We’ve created GPT-4, the latest milestone in OpenAI’s effort in scaling up deep learning. GPT-4 is a large multimodal model (accepting image and text inputs, emitting text outputs) that, while worse than humans in many real-world scenarios, exhibits human-level performance on various professional and academic benchmarks.
Full paper available here: https://cdn.openai.com/papers/gpt-4.pdf
I haven't read this page in detail. I agree, obviously, that on many prompts Bing Chat, like ChatGPT, gives very impressive answers. Also, there are clearly examples on which Bing Chat gives a much better answer than GPT3. But I don't give lists like the one you linked that much weight.
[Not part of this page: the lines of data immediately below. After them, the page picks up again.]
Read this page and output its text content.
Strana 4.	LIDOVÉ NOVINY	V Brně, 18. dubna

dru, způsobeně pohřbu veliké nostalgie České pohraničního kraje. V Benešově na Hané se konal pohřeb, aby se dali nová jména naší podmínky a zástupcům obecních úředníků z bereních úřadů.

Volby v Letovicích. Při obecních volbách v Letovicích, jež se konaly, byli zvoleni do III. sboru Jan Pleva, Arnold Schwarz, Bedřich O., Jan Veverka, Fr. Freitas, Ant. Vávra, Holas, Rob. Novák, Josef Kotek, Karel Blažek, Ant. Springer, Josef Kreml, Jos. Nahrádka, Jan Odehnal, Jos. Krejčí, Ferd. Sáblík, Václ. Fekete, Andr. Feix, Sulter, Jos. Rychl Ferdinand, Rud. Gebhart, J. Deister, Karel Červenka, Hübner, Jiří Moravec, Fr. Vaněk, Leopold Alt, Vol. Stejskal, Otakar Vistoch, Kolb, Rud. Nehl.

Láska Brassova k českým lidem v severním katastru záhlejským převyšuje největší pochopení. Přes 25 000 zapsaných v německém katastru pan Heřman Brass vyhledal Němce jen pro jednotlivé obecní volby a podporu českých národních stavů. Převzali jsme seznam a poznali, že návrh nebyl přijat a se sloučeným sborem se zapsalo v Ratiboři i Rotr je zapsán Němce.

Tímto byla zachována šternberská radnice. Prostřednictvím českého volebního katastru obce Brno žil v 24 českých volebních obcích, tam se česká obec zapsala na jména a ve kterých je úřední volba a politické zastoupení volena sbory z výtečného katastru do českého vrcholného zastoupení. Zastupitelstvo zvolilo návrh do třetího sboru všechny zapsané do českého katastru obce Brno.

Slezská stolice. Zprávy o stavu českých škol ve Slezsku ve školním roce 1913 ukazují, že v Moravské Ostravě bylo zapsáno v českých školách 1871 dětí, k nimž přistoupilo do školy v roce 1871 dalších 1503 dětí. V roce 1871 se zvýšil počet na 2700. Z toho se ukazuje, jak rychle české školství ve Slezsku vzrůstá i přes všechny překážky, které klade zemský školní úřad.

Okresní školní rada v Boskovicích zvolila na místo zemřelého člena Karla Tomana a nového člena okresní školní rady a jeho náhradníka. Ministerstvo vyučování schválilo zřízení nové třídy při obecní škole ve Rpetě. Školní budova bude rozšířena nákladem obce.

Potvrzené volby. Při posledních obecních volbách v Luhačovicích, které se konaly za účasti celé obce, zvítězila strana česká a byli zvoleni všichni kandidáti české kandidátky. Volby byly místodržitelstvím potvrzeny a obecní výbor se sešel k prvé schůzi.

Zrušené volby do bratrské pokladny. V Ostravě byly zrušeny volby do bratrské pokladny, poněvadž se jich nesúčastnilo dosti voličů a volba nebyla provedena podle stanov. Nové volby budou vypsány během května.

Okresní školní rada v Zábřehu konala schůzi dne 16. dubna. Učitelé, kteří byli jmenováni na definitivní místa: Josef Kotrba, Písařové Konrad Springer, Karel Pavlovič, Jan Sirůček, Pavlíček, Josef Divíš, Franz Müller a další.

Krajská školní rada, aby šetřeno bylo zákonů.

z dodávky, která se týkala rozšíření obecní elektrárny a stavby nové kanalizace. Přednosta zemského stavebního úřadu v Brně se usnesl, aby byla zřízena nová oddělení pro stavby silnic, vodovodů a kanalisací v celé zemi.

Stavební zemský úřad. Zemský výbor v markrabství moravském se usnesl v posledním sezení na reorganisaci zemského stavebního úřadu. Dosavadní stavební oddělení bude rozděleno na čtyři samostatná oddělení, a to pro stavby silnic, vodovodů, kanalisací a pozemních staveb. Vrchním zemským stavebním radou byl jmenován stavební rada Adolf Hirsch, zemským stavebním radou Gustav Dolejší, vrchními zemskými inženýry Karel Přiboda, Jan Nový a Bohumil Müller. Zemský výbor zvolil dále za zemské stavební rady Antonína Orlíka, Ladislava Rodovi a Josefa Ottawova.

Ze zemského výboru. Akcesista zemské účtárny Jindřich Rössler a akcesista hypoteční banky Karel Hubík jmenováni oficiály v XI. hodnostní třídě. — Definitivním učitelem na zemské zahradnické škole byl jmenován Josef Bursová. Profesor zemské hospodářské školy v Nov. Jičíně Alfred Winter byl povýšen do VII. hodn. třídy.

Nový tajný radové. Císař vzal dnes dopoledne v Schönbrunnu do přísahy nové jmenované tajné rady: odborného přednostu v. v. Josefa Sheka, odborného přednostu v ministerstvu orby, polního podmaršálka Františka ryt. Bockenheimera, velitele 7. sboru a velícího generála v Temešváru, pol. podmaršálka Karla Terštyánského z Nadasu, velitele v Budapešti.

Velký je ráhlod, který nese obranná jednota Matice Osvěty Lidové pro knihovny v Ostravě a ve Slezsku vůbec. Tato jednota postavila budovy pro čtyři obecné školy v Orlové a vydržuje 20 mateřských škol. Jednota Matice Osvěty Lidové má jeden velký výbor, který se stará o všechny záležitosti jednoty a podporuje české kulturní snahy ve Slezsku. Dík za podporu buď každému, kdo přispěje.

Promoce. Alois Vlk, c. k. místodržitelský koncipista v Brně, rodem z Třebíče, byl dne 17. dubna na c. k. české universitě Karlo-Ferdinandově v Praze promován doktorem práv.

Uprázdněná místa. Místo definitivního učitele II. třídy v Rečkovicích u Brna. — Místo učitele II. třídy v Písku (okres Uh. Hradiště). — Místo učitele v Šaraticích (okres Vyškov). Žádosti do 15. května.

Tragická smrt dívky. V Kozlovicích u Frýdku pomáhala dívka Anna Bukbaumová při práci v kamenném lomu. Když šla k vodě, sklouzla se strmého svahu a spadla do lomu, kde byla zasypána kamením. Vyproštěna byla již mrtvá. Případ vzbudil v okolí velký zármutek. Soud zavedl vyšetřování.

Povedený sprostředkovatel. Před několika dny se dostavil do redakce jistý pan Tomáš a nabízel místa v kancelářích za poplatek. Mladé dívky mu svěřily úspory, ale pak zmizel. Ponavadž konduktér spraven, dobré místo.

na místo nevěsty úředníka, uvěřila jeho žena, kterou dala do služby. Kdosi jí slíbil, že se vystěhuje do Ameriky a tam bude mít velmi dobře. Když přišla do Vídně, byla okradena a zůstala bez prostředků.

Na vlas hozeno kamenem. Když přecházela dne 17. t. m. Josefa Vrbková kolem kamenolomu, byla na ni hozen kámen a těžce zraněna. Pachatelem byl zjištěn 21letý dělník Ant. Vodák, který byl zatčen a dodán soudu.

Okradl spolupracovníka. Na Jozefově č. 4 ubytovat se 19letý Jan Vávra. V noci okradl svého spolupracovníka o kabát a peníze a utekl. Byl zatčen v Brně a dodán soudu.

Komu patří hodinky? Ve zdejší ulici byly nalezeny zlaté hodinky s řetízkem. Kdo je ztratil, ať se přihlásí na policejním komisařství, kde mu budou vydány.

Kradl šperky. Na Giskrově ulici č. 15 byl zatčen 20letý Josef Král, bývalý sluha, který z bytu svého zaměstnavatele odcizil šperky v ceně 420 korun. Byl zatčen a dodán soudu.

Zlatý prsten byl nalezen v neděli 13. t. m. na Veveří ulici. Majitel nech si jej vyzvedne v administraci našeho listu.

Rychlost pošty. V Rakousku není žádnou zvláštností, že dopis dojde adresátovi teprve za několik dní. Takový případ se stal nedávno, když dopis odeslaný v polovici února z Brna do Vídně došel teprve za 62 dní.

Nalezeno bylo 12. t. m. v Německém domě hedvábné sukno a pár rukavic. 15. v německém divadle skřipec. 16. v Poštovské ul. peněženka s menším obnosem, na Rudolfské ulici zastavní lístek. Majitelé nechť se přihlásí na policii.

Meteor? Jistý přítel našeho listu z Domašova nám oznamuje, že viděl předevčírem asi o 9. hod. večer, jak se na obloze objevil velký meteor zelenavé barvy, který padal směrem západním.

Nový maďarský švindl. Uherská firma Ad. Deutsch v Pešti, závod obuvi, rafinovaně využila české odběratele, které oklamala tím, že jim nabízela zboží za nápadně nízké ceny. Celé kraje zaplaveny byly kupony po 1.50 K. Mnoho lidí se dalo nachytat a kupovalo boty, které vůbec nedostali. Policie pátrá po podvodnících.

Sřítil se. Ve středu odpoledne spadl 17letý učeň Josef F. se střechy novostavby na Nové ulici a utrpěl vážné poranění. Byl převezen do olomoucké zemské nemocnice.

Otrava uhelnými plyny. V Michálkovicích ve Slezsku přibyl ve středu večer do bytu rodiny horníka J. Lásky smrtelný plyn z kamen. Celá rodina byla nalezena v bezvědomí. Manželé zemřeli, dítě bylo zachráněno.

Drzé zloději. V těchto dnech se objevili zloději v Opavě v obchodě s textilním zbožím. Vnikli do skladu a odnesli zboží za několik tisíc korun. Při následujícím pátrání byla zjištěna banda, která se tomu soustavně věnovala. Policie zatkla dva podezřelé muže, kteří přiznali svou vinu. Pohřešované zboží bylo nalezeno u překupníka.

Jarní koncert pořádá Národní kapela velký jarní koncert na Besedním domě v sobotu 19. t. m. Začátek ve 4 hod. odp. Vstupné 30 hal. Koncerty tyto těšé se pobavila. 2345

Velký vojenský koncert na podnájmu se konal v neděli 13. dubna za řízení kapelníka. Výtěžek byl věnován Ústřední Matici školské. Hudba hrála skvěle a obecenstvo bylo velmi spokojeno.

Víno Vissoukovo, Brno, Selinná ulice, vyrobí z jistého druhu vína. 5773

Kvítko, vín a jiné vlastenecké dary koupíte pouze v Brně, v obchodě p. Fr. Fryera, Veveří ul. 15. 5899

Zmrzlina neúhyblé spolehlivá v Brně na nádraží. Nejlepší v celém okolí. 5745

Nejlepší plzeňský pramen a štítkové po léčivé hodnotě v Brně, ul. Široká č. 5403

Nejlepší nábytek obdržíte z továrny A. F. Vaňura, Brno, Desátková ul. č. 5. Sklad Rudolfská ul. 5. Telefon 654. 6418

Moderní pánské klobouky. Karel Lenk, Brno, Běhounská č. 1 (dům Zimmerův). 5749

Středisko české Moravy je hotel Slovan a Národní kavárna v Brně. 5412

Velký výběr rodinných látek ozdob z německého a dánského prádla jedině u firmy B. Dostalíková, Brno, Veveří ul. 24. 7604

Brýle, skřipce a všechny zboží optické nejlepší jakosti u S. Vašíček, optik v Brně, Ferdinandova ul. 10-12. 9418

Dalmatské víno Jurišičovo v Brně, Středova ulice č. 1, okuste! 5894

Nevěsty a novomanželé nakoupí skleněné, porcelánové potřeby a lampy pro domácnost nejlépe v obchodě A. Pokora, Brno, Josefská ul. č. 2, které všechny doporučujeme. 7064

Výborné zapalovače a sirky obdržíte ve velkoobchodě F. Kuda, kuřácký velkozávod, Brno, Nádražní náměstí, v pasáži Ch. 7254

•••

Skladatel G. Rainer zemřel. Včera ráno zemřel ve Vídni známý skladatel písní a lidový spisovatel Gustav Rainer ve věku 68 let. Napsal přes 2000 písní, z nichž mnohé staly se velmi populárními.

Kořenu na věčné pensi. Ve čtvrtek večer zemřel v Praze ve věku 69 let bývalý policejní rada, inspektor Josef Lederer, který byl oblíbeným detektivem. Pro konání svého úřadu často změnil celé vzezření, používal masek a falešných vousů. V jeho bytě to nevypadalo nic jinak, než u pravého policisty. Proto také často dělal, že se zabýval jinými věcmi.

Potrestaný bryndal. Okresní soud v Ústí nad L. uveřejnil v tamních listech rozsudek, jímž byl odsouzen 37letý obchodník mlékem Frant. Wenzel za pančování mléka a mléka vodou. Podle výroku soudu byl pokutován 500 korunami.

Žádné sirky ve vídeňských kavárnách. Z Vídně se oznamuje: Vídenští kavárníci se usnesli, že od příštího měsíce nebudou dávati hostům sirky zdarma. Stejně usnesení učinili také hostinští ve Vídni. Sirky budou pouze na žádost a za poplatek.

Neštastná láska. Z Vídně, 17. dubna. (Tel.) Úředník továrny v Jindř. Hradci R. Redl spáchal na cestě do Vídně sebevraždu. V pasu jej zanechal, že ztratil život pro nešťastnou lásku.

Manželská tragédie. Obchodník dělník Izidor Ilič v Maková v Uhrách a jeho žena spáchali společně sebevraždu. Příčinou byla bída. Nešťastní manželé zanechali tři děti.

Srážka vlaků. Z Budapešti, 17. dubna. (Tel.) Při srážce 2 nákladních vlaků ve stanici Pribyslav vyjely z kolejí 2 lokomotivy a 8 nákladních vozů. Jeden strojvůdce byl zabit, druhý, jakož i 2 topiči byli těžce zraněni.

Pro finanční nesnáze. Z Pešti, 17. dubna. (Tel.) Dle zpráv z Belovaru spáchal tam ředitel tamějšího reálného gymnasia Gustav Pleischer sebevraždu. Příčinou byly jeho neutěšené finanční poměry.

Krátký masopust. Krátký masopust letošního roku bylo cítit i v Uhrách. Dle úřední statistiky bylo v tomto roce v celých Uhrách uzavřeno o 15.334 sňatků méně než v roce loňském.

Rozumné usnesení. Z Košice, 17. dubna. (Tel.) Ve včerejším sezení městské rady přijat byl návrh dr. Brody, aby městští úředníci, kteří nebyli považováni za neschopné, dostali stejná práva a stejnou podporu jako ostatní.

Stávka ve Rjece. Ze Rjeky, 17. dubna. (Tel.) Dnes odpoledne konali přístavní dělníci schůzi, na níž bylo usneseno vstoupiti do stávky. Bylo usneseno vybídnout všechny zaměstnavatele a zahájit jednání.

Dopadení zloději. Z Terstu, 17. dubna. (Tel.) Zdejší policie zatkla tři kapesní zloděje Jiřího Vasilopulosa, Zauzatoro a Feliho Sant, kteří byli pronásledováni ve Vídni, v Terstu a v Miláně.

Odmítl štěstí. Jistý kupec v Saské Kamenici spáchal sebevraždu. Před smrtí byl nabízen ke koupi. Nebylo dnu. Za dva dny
For one, for all I know, the examples are cherry-picked to be positive. I think for evaluating these models it is important that they sometimes give indistinguishable-from-human answers and sometimes make extremely simple errors. (I'm still very unsure about what to make of it overall. But if I only knew of all the positive examples and thought that the corresponding prompts weren't selection-biased, I'd think ChatGPT/Bing is already superintelligent.) So I give more weight to my few hours of generating somewhat random prompts (though I confess, I sometimes try deliberately to trip either system up). Second, I find the examples on that page hard to evaluate, because they're mostly creative-writing tasks. I give more weight to prompts where I can easily evaluate the answer as true or false, e.g., questions about the opening hours of places, prime numbers or what cities are closest to London, especially if the correct answer would be my best prediction for a human answer.